The objective of this research is to bring high levels of system reliability and integrity to application domains that cannot afford the cost, power, weight, and size associated with physical redundancy. The approach is to develop complementary monitoring algorithms and novel computing architectures that enable the detection of faults. In particular, there is a significant opportunity to reduce the reliance on physical redundancy by combining model-based and data-driven monitoring techniques. Implementing this approach to fault detection would be difficult with existing software and computing architectures. This motivates the development of a general purpose monitoring framework through monitoring-aware compilers coupled with enhancements to multi-core architectures.

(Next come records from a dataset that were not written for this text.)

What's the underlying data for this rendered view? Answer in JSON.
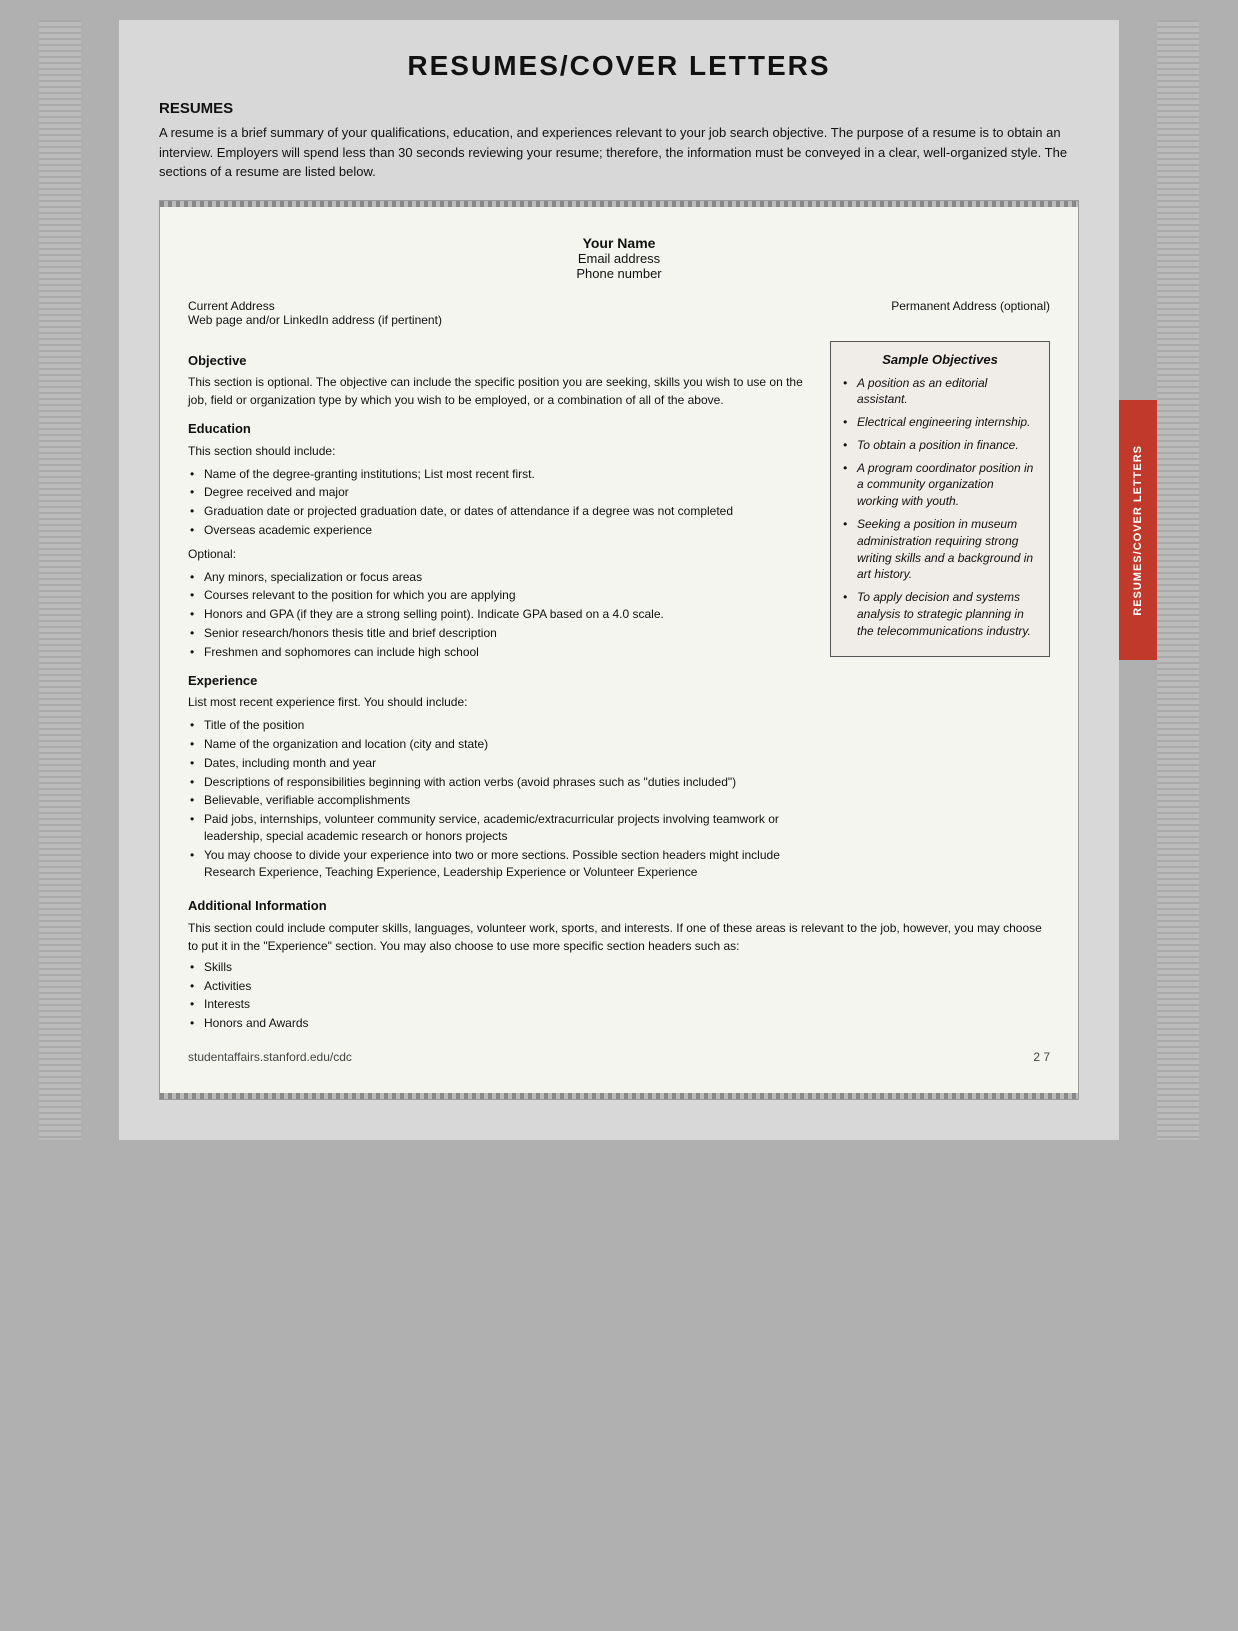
{
  "page": {
    "main_title": "RESUMES/COVER LETTERS",
    "section_heading": "RESUMES",
    "intro_text": "A resume is a brief summary of your qualifications, education, and experiences relevant to your job search objective. The purpose of a resume is to obtain an interview. Employers will spend less than 30 seconds reviewing your resume; therefore, the information must be conveyed in a clear, well-organized style. The sections of a resume are listed below.",
    "document": {
      "your_name": "Your Name",
      "email": "Email address",
      "phone": "Phone number",
      "current_address": "Current Address",
      "web_address": "Web page and/or LinkedIn address (if pertinent)",
      "permanent_address": "Permanent Address (optional)",
      "objective_title": "Objective",
      "objective_text": "This section is optional. The objective can include the specific position you are seeking, skills you wish to use on the job, field or organization type by which you wish to be employed, or a combination of all of the above.",
      "education_title": "Education",
      "education_intro": "This section should include:",
      "education_items": [
        "Name of the degree-granting institutions; List most recent first.",
        "Degree received and major",
        "Graduation date or projected graduation date, or dates of attendance if a degree was not completed",
        "Overseas academic experience"
      ],
      "education_optional": "Optional:",
      "education_optional_items": [
        "Any minors, specialization or focus areas",
        "Courses relevant to the position for which you are applying",
        "Honors and GPA (if they are a strong selling point). Indicate GPA based on a 4.0 scale.",
        "Senior research/honors thesis title and brief description",
        "Freshmen and sophomores can include high school"
      ],
      "experience_title": "Experience",
      "experience_intro": "List most recent experience first. You should include:",
      "experience_items": [
        "Title of the position",
        "Name of the organization and location (city and state)",
        "Dates, including month and year",
        "Descriptions of responsibilities beginning with action verbs (avoid phrases such as \"duties included\")",
        "Believable, verifiable accomplishments",
        "Paid jobs, internships, volunteer community service, academic/extracurricular projects involving teamwork or leadership, special academic research or honors projects",
        "You may choose to divide your experience into two or more sections. Possible section headers might include Research Experience, Teaching Experience, Leadership Experience or Volunteer Experience"
      ],
      "additional_title": "Additional Information",
      "additional_text": "This section could include computer skills, languages, volunteer work, sports, and interests. If one of these areas is relevant to the job, however, you may choose to put it in the \"Experience\" section. You may also choose to use more specific section headers such as:",
      "additional_items": [
        "Skills",
        "Activities",
        "Interests",
        "Honors and Awards"
      ]
    },
    "sample_objectives": {
      "title": "Sample Objectives",
      "items": [
        "A position as an editorial assistant.",
        "Electrical engineering internship.",
        "To obtain a position in finance.",
        "A program coordinator position in a community organization working with youth.",
        "Seeking a position in museum administration requiring strong writing skills and a background in art history.",
        "To apply decision and systems analysis to strategic planning in the telecommunications industry."
      ]
    },
    "footer": {
      "url": "studentaffairs.stanford.edu/cdc",
      "page": "2 7"
    },
    "side_tab": "RESUMES/COVER LETTERS"
  }
}
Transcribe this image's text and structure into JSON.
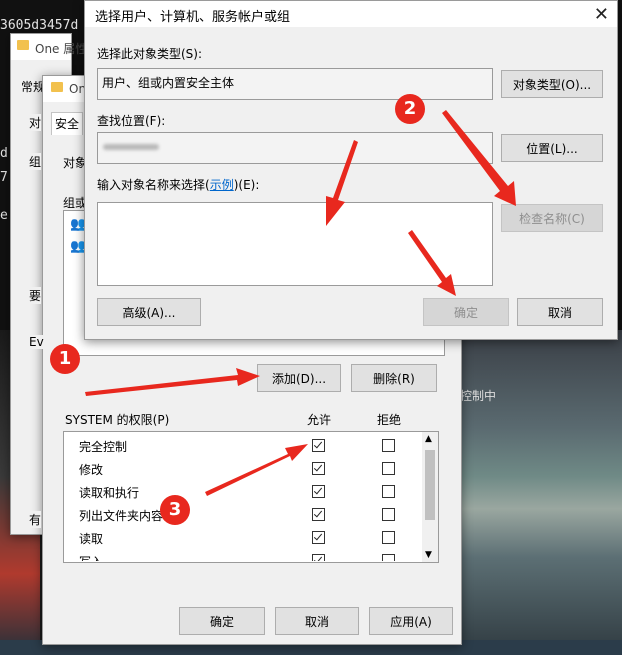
{
  "background": {
    "left_texts": [
      "3605d3457d",
      "d",
      "7",
      "e"
    ],
    "right_text": "控制中"
  },
  "win_back": {
    "title": "One 属性",
    "tab_general": "常规"
  },
  "properties": {
    "title": "One",
    "tab_security": "安全",
    "left_letters": [
      "对",
      "组",
      "要",
      "Ev",
      "有"
    ],
    "object_label": "对象",
    "group_label": "组或",
    "add_button": "添加(D)...",
    "remove_button": "删除(R)",
    "perm_header": "SYSTEM 的权限(P)",
    "allow_header": "允许",
    "deny_header": "拒绝",
    "permissions": [
      {
        "name": "完全控制",
        "allow": true,
        "deny": false
      },
      {
        "name": "修改",
        "allow": true,
        "deny": false
      },
      {
        "name": "读取和执行",
        "allow": true,
        "deny": false
      },
      {
        "name": "列出文件夹内容",
        "allow": true,
        "deny": false
      },
      {
        "name": "读取",
        "allow": true,
        "deny": false
      },
      {
        "name": "写入",
        "allow": true,
        "deny": false
      }
    ],
    "ok_button": "确定",
    "cancel_button": "取消",
    "apply_button": "应用(A)"
  },
  "select_dialog": {
    "title": "选择用户、计算机、服务帐户或组",
    "object_type_label": "选择此对象类型(S):",
    "object_type_value": "用户、组或内置安全主体",
    "object_type_button": "对象类型(O)...",
    "location_label": "查找位置(F):",
    "location_value": "",
    "location_button": "位置(L)...",
    "input_label_prefix": "输入对象名称来选择(",
    "input_label_link": "示例",
    "input_label_suffix": ")(E):",
    "input_value": "",
    "check_names_button": "检查名称(C)",
    "advanced_button": "高级(A)...",
    "ok_button": "确定",
    "cancel_button": "取消"
  },
  "annotations": {
    "badge1": "1",
    "badge2": "2",
    "badge3": "3",
    "color": "#e8281e"
  }
}
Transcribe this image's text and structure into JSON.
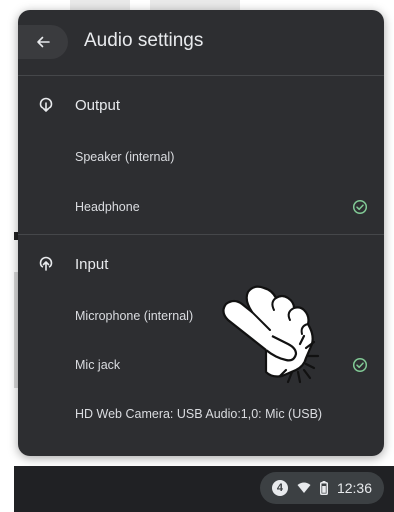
{
  "panel": {
    "title": "Audio settings",
    "back_icon": "arrow-back-icon"
  },
  "output": {
    "label": "Output",
    "icon": "speaker-output-icon",
    "devices": [
      {
        "label": "Speaker (internal)",
        "selected": false
      },
      {
        "label": "Headphone",
        "selected": true
      }
    ]
  },
  "input": {
    "label": "Input",
    "icon": "mic-input-icon",
    "devices": [
      {
        "label": "Microphone (internal)",
        "selected": false
      },
      {
        "label": "Mic jack",
        "selected": true
      },
      {
        "label": "HD Web Camera: USB Audio:1,0: Mic (USB)",
        "selected": false
      }
    ]
  },
  "status_tray": {
    "notification_count": "4",
    "time": "12:36",
    "icons": [
      "wifi-icon",
      "battery-icon"
    ]
  },
  "colors": {
    "panel_bg": "#2d2e31",
    "text": "#e8eaed",
    "check": "#81c995",
    "shelf_bg": "#202124"
  }
}
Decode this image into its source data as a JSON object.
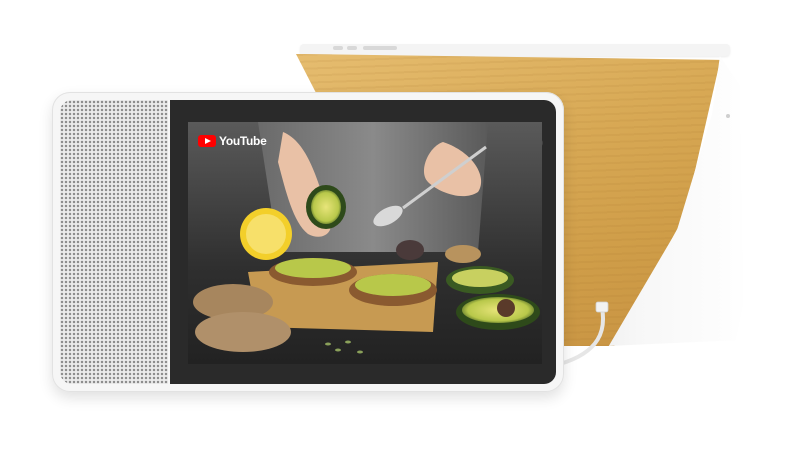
{
  "screen": {
    "brand_text": "YouTube",
    "brand_icon": "youtube-play-icon"
  },
  "colors": {
    "bamboo": "#d8a955",
    "device_body": "#f6f6f6",
    "bezel": "#2a2a2a",
    "youtube_red": "#ff0000"
  }
}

The intellectual merit of the project is twofold. First, it has the potential to lead to a novel fault detection approach that blends complementary monitoring algorithms. Second, advances in multi-core processors are leveraged to enable implementation of these fault detection approaches. This addresses key themes in cyber-physical systems by investigating the fundamental issue of fault detection for physical systems and by developing a generic processor architecture for monitoring.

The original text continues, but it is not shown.